Why I spoke out on tribal judicial issues

Bangor Daily News by Opinion Contributor

The Maine State House is seen at sunrise on March 16, 2023, in Augusta. Credit: Robert F. Bukaty / AP

Jennifer Poirier of Skowhegan represents District 70 in the Maine House of Representatives.

In a May 9 column titled, “Harmful misinformation can’t distract from tribal progress in Maine,” Penobscot Nation Chief Kirk Francis and Ambassador Maulian Bryant said that my floor speech for LD 2007, An Act to Advance Self-determination for Wabanaki Nations, contained incorrect information. The column makes no specific reference to what part of my speech was inaccurate.

I strongly disagree that any information I presented to the House of Representatives was inaccurate and encourage readers to listen to my remarks on behalf of tribal members who have no voice in what is an important conversation. The information that I shared about deficiencies in the tribal court system derived from my conversations with tribal members who have first hand experience with the court. I shared personal stories of two tribal women who felt “unheard,” until I spoke of their experiences.

In 2022, legislation included tribes in Maine in the federal Violence Against Women Act. My speech referenced that the act is not being utilized by tribes because I was told they did not want to pay to house inmates in county correctional facilities.

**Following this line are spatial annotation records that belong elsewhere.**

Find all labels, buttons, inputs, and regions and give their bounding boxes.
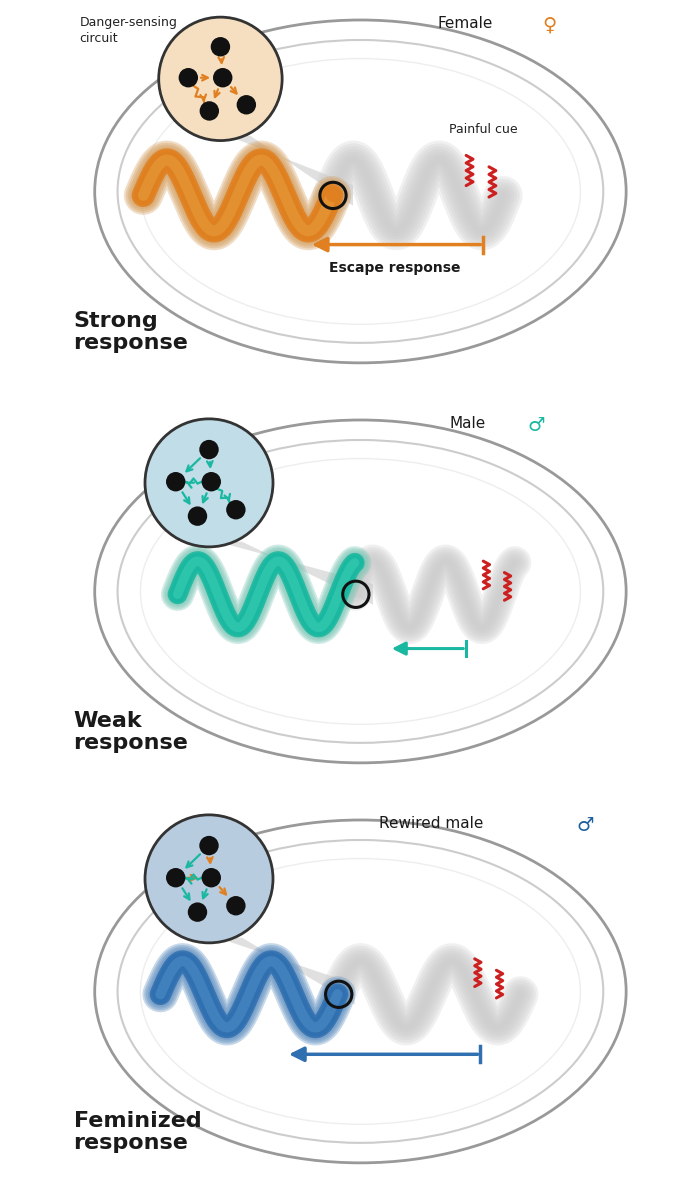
Circle shape — [226, 500, 246, 520]
Ellipse shape — [140, 458, 581, 725]
Circle shape — [200, 101, 219, 121]
Circle shape — [202, 472, 221, 492]
Ellipse shape — [121, 842, 600, 1140]
Circle shape — [200, 836, 218, 856]
Circle shape — [145, 419, 273, 547]
Circle shape — [179, 68, 198, 88]
Text: ♂: ♂ — [577, 816, 594, 835]
Polygon shape — [218, 541, 373, 605]
Text: ♂: ♂ — [527, 416, 544, 434]
Ellipse shape — [117, 840, 603, 1142]
Circle shape — [188, 902, 207, 922]
Circle shape — [211, 37, 230, 56]
Text: Feminized
response: Feminized response — [73, 1111, 201, 1153]
Circle shape — [202, 868, 221, 888]
Text: Escape response: Escape response — [329, 260, 461, 275]
Circle shape — [158, 17, 282, 140]
Circle shape — [200, 440, 218, 460]
Ellipse shape — [117, 40, 603, 343]
Text: Female: Female — [438, 16, 493, 31]
Text: Painful cue: Painful cue — [449, 122, 518, 136]
Ellipse shape — [140, 858, 581, 1124]
Text: Strong
response: Strong response — [73, 311, 188, 353]
Circle shape — [237, 95, 256, 114]
Text: ♀: ♀ — [542, 16, 556, 35]
Ellipse shape — [117, 440, 603, 743]
Circle shape — [188, 506, 207, 526]
Text: Male: Male — [449, 416, 485, 431]
Circle shape — [226, 896, 246, 916]
Polygon shape — [228, 136, 353, 205]
Text: Danger-sensing
circuit: Danger-sensing circuit — [80, 16, 177, 44]
Polygon shape — [218, 937, 355, 1004]
Circle shape — [145, 815, 273, 943]
Circle shape — [166, 472, 186, 492]
Ellipse shape — [121, 443, 600, 740]
Text: Weak
response: Weak response — [73, 710, 188, 754]
Circle shape — [166, 868, 186, 888]
Ellipse shape — [140, 59, 581, 324]
Ellipse shape — [121, 43, 600, 340]
Circle shape — [326, 188, 340, 203]
Circle shape — [213, 68, 232, 88]
Text: Rewired male: Rewired male — [379, 816, 483, 830]
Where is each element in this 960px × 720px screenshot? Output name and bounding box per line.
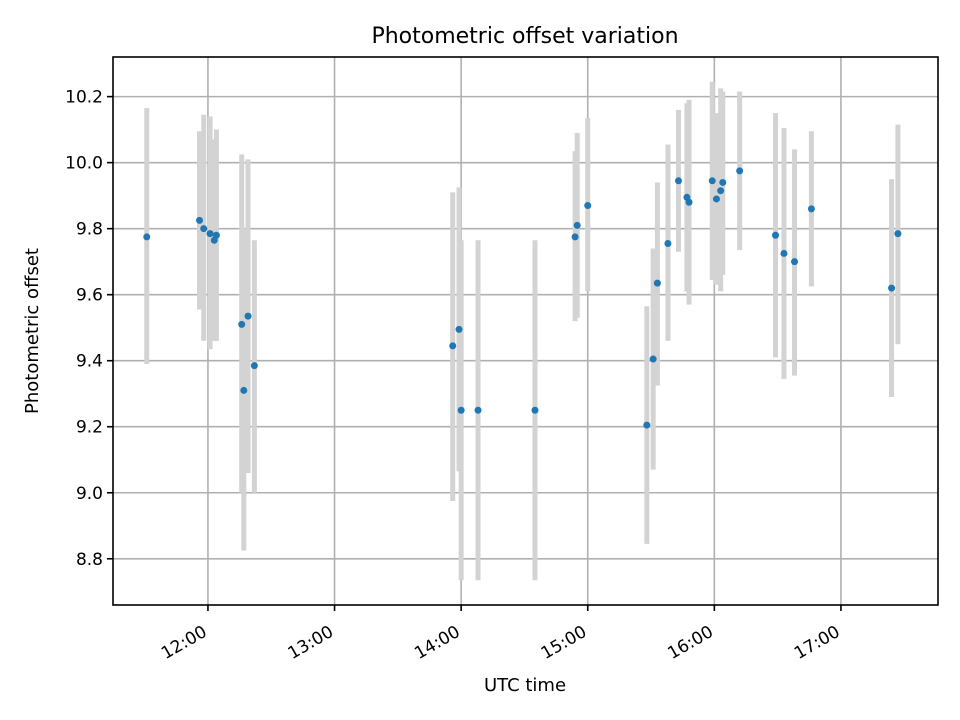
y-tick-label: 10.2 bbox=[65, 88, 103, 108]
y-tick-label: 8.8 bbox=[76, 550, 103, 570]
data-points bbox=[143, 167, 902, 429]
data-point bbox=[474, 406, 482, 414]
data-point bbox=[791, 258, 799, 266]
y-tick-label: 9.6 bbox=[76, 286, 103, 306]
x-axis-label: UTC time bbox=[484, 675, 566, 696]
y-tick-label: 9.8 bbox=[76, 220, 103, 240]
data-point bbox=[143, 233, 151, 241]
data-point bbox=[780, 249, 788, 257]
data-point bbox=[584, 202, 592, 210]
plot-frame bbox=[112, 56, 939, 606]
data-point bbox=[664, 240, 672, 248]
x-tick-label: 12:00 bbox=[158, 622, 210, 664]
data-point bbox=[571, 233, 579, 241]
data-point bbox=[206, 230, 214, 238]
data-point bbox=[210, 236, 218, 244]
x-tick-label: 15:00 bbox=[538, 622, 590, 664]
data-point bbox=[250, 362, 258, 370]
data-point bbox=[455, 325, 463, 333]
data-point bbox=[531, 406, 539, 414]
data-point bbox=[717, 187, 725, 195]
x-tick-label: 17:00 bbox=[791, 622, 843, 664]
data-point bbox=[685, 198, 693, 206]
y-tick-label: 10.0 bbox=[65, 154, 103, 174]
y-tick-label: 9.4 bbox=[76, 352, 103, 372]
data-point bbox=[894, 230, 902, 238]
data-point bbox=[196, 216, 204, 224]
data-point bbox=[807, 205, 815, 213]
data-point bbox=[719, 178, 727, 186]
data-point bbox=[573, 221, 581, 229]
x-tick-label: 16:00 bbox=[664, 622, 716, 664]
data-point bbox=[200, 225, 208, 233]
data-point bbox=[244, 312, 252, 320]
data-point bbox=[457, 406, 465, 414]
data-point bbox=[712, 195, 720, 203]
y-tick-label: 9.0 bbox=[76, 484, 103, 504]
y-tick-label: 9.2 bbox=[76, 418, 103, 438]
grid bbox=[113, 57, 938, 605]
chart-title: Photometric offset variation bbox=[371, 24, 678, 49]
data-point bbox=[674, 177, 682, 185]
y-axis-ticks: 8.8 9.0 9.2 9.4 9.6 9.8 10.0 10.2 bbox=[65, 88, 113, 570]
x-axis-ticks: 12:00 13:00 14:00 15:00 16:00 17:00 bbox=[158, 605, 843, 664]
data-point bbox=[772, 231, 780, 239]
error-bars bbox=[144, 81, 901, 581]
data-point bbox=[736, 167, 744, 175]
data-point bbox=[238, 320, 246, 328]
x-tick-label: 14:00 bbox=[411, 622, 463, 664]
data-point bbox=[449, 342, 457, 350]
y-axis-label: Photometric offset bbox=[22, 248, 43, 414]
data-point bbox=[653, 279, 661, 287]
data-point bbox=[643, 421, 651, 429]
data-point bbox=[888, 284, 896, 292]
data-point bbox=[240, 386, 248, 394]
data-point bbox=[649, 355, 657, 363]
x-tick-label: 13:00 bbox=[285, 622, 337, 664]
data-point bbox=[708, 177, 716, 185]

I understand that it is uncomfortable for any person or entity to be called out on deficiencies. Positive change often requires difficult conversations. Weeks after my floor speech, a tribal member sent me the annual general meeting agenda for Penobscot Nation dated April 3. Item 13 on the agenda was “Tribal Court — Adoption of VAWA (Violence Against Women Act) 2022.” It appears that Violence Against Women Act had not yet been adopted into tribal law and will not be discussed until the June 1 meeting.

As a state representative, I have been given a great opportunity and responsibility to serve my constituents and the people of Maine. I am passionate and earnest about this responsibility. I use due diligence and listen to information presented at committee hearings and I vigorously research the legislation before it comes to the floor of the House of Representatives for vote.

In my past two terms, I have submitted and co-sponsored bills to tribal relations. I have worked with House Speaker Rachel Talbot Ross to pass LD 78, which permitted the publication of the full Maine Constitution, including Maine treaty obligations to the tribes. I have also worked tirelessly to help the Kineo St. John Tribe gain state recognition, when even some of their tribal families have fought against them.

I realize that I cannot make everyone happy all of the time. I am committed to sharing facts and being honest about all legislation I consider. U.S. Sen. Margaret Chase Smith said it best: “The right way is not always the popular and easy way. Standing for right when it is unpopular is a true test of moral character.”

If my remarks in any way prompt positive change for tribal members without a voice in the conversation, then we have taken a step in the right direction.